Potential financial aid would not signify an improvement of conditions for the working class. On the contrary, it would be used to bring about a further deterioration in living conditions for working people and to impose social attacks. Above all, it would increase Germany’s influence, and transform the country into a low-wage centre and a cheap supplier of raw materials.

This has been the goal of the major German intervention in Ukraine from the outset. The country was to be brought under the control of the European Union (EU) in order to push back Russian influence. When then Ukrainian President Viktor Yanukovych refused last November to sign an agreement with the EU, German politicians, businesses and party foundations organised and supported the protests on the Maidan. After the demonstrations failed to bring about the desired result, the German government relied increasingly on the extreme right-wing forces of Right Sector and Svoboda, in order to put the regime under pressure.

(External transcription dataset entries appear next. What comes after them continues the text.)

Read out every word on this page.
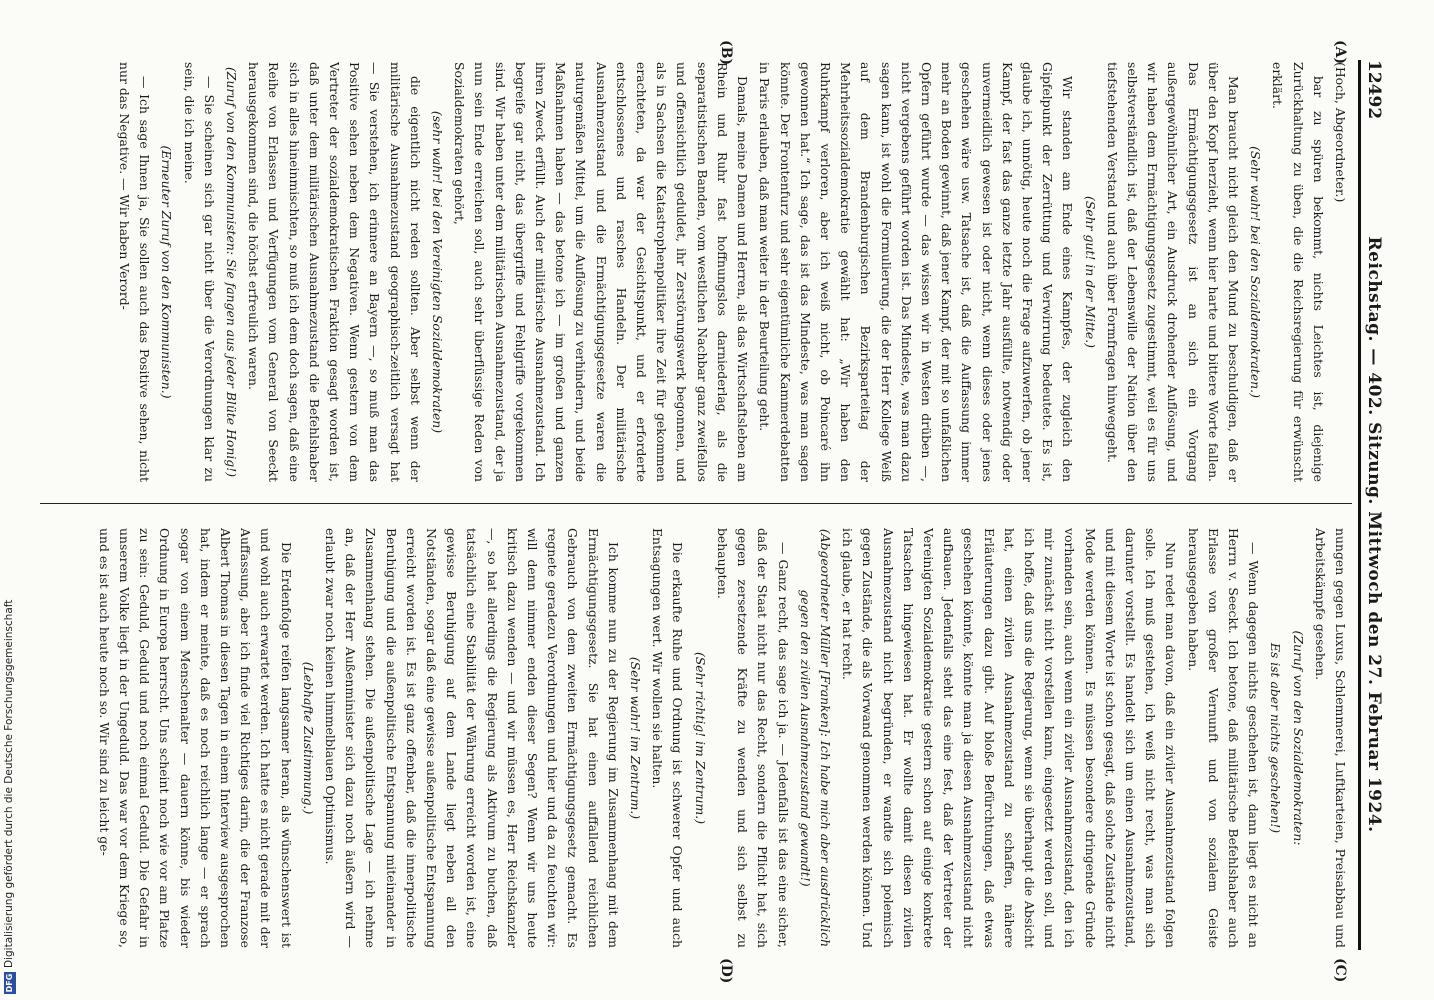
12492
Reichstag. — 402. Sitzung. Mittwoch den 27. Februar 1924.
(A)
(B)
(C)
(D)

(Hoch, Abgeordneter.)

bar zu spüren bekommt, nichts Leichtes ist, diejenige Zurückhaltung zu üben, die die Reichsregierung für erwünscht erklärt.

(Sehr wahr! bei den Sozialdemokraten.)

Man braucht nicht gleich den Mund zu beschuldigen, daß er über den Kopf herzieht, wenn hier harte und bittere Worte fallen. Das Ermächtigungsgesetz ist an sich ein Vorgang außergewöhnlicher Art, ein Ausdruck drohender Auflösung, und wir haben dem Ermächtigungsgesetz zugestimmt, weil es für uns selbstverständlich ist, daß der Lebenswille der Nation über den tiefstehenden Verstand und auch über Formfragen hinweggeht.

(Sehr gut! in der Mitte.)

Wir standen am Ende eines Kampfes, der zugleich den Gipfelpunkt der Zerrüttung und Verwirrung bedeutete. Es ist, glaube ich, unnötig, heute noch die Frage aufzuwerfen, ob jener Kampf, der fast das ganze letzte Jahr ausfüllte, notwendig oder unvermeidlich gewesen ist oder nicht, wenn dieses oder jenes geschehen wäre usw. Tatsache ist, daß die Auffassung immer mehr an Boden gewinnt, daß jener Kampf, der mit so unfaßlichen Opfern geführt wurde — das wissen wir in Westen drüben —, nicht vergebens geführt worden ist. Das Mindeste, was man dazu sagen kann, ist wohl die Formulierung, die der Herr Kollege Weiß auf dem Brandenburgischen Bezirksparteitag der Mehrheitssozialdemokratie gewählt hat: „Wir haben den Ruhrkampf verloren, aber ich weiß nicht, ob Poincaré ihn gewonnen hat.“ Ich sage, das ist das Mindeste, was man sagen könnte. Der Frontenfurz und sehr eigentümliche Kammerdebatten in Paris erlauben, daß man weiter in der Beurteilung geht.

Damals, meine Damen und Herren, als das Wirtschaftsleben am Rhein und Ruhr fast hoffnungslos darniederlag, als die separatistischen Banden, vom westlichen Nachbar ganz zweifellos und offensichtlich geduldet, ihr Zerstörungswerk begonnen, und als in Sachsen die Katastrophenpolitiker ihre Zeit für gekommen erachteten, da war der Gesichtspunkt, und er erforderte entschlossenes und rasches Handeln. Der militärische Ausnahmezustand und die Ermächtigungsgesetze waren die naturgemäßen Mittel, um die Auflösung zu verhindern, und beide Maßnahmen haben — das betone ich — im großen und ganzen ihren Zweck erfüllt. Auch der militärische Ausnahmezustand. Ich begreife gar nicht, das übergriffe und Fehlgriffe vorgekommen sind. Wir haben unter dem militärischen Ausnahmezustand, der ja nun sein Ende erreichen soll, auch sehr überflüssige Reden von Sozialdemokraten gehört,

(sehr wahr! bei den Vereinigten Sozialdemokraten)

die eigentlich nicht reden sollten. Aber selbst wenn der militärische Ausnahmezustand geographisch-zeitlich versagt hat — Sie verstehen, ich erinnere an Bayern —, so muß man das Positive sehen neben dem Negativen. Wenn gestern von dem Vertreter der sozialdemokratischen Fraktion gesagt worden ist, daß unter dem militärischen Ausnahmezustand die Befehlshaber sich in alles hineinmischten, so muß ich dem doch sagen, daß eine Reihe von Erlassen und Verfügungen vom General von Seeckt herausgekommen sind, die höchst erfreulich waren.

(Zuruf von den Kommunisten: Sie fangen aus jeder Blüte Honig!)

— Sie scheinen sich gar nicht über die Verordnungen klar zu sein, die ich meine.

(Erneuter Zuruf von den Kommunisten.)

— Ich sage Ihnen ja, Sie sollen auch das Positive sehen, nicht nur das Negative. — Wir haben Verord-

nungen gegen Luxus, Schlemmerei, Luftkarteien, Preisabbau und Arbeitskämpfe gesehen.

(Zuruf von den Sozialdemokraten:

Es ist aber nichts geschehen!)

— Wenn dagegen nichts geschehen ist, dann liegt es nicht an Herrn v. Seeckt. Ich betone, daß militärische Befehlshaber auch Erlasse von großer Vernunft und von sozialem Geiste herausgegeben haben.

Nun redet man davon, daß ein ziviler Ausnahmezustand folgen solle. Ich muß gestehen, ich weiß nicht recht, was man sich darunter vorstellt. Es handelt sich um einen Ausnahmezustand, und mit diesem Worte ist schon gesagt, daß solche Zustände nicht Mode werden können. Es müssen besondere dringende Gründe vorhanden sein, auch wenn ein ziviler Ausnahmezustand, den ich mir zunächst nicht vorstellen kann, eingesetzt werden soll, und ich hoffe, daß uns die Regierung, wenn sie überhaupt die Absicht hat, einen zivilen Ausnahmezustand zu schaffen, nähere Erläuterungen dazu gibt. Auf bloße Befürchtungen, daß etwas geschehen könnte, könnte man ja diesen Ausnahmezustand nicht aufbauen. Jedenfalls steht das eine fest, daß der Vertreter der Vereinigten Sozialdemokratie gestern schon auf einige konkrete Tatsachen hingewiesen hat. Er wollte damit diesen zivilen Ausnahmezustand nicht begründen, er wandte sich polemisch gegen Zustände, die als Vorwand genommen werden können. Und ich glaube, er hat recht.

(Abgeordneter Müller [Franken]: Ich habe mich aber ausdrücklich gegen den zivilen Ausnahmezustand gewandt!)

— Ganz recht, das sage ich ja. — Jedenfalls ist das eine sicher, daß der Staat nicht nur das Recht, sondern die Pflicht hat, sich gegen zersetzende Kräfte zu wenden und sich selbst zu behaupten.

(Sehr richtig! im Zentrum.)

Die erkaufte Ruhe und Ordnung ist schwerer Opfer und auch Entsagungen wert. Wir wollen sie halten.

(Sehr wahr! im Zentrum.)

Ich komme nun zu der Regierung im Zusammenhang mit dem Ermächtigungsgesetz. Sie hat einen auffallend reichlichen Gebrauch von dem zweiten Ermächtigungsgesetz gemacht. Es regnete geradezu Verordnungen und hier und da zu feuchten wir: will denn nimmer enden dieser Segen? Wenn wir uns heute kritisch dazu wenden — und wir müssen es, Herr Reichskanzler —, so hat allerdings die Regierung als Aktivum zu buchen, daß tatsächlich eine Stabilität der Währung erreicht worden ist, eine gewisse Beruhigung auf dem Lande liegt neben all den Notständen, sogar daß eine gewisse außenpolitische Entspannung erreicht worden ist. Es ist ganz offenbar, daß die innerpolitische Beruhigung und die außenpolitische Entspannung miteinander in Zusammenhang stehen. Die außenpolitische Lage — ich nehme an, daß der Herr Außenminister sich dazu noch äußern wird — erlaubt zwar noch keinen himmelblauen Optimismus.

(Lebhafte Zustimmung.)

Die Erdenfolge reifen langsamer heran, als wünschenswert ist und wohl auch erwartet werden. Ich hatte es nicht gerade mit der Auffassung, aber ich finde viel Richtiges darin, die der Franzose Albert Thomas in diesen Tagen in einem Interview ausgesprochen hat, indem er meinte, daß es noch reichlich lange — er sprach sogar von einem Menschenalter — dauern könne, bis wieder Ordnung in Europa herrscht. Uns scheint noch wie vor am Platze zu sein: Geduld, Geduld und noch einmal Geduld. Die Gefahr in unserem Volke liegt in der Ungeduld. Das war vor dem Kriege so, und es ist auch heute noch so. Wir sind zu leicht ge-

DFG
Digitalisierung gefördert durch die Deutsche Forschungsgemeinschaft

Then in February the US and Germany orchestrated a coup based precisely on these fascist forces to bring a new government to power, which was utterly dependent on the Western powers and contained fascists from Svoboda. One of the new government’s first acts was the signing of the association agreement with the EU.

The disastrous situation in Ukraine is a direct product of the intervention by German and US imperialism. Shortly after the coup, loan deals were agreed with the new regime making devastating social attacks a condition for financial support from the IMF. This included an increase in gas prices for workers, as well as tax cuts for businesses.

But above all, Germany and the US intensified the confrontation with Russia. Moscow responded to the aggressive expansion of the EU and NATO’s sphere of influence by incorporating the Crimean peninsula into Russia and backing the pro-Russian separatists in the east of the country, who did not accept the regime in Kiev.

The Ukrainian government began a major offensive in April against the Donbas region controlled by the separatists. They proceeded with extreme brutality, and are responsible for the deaths of at least 950 civilians. At every stage, the Ukrainian government has been working closely with its masters in Berlin and Washington.

In spite of the negative impact on German business, the German government intervened at the end of July to adopt EU sanctions against Russia in order to put the country under further pressure.

Merkel is attempting to use her visit to stabilise the regime in Kiev. This includes negotiations with Russia over a ceasefire in eastern Ukraine. German foreign minister Frank-Walter Steinmeier met with his Ukrainian and Russian counterparts in Berlin last weekend without any concrete results. Poroshenko is meeting Russian President Vladimir Putin next Tuesday.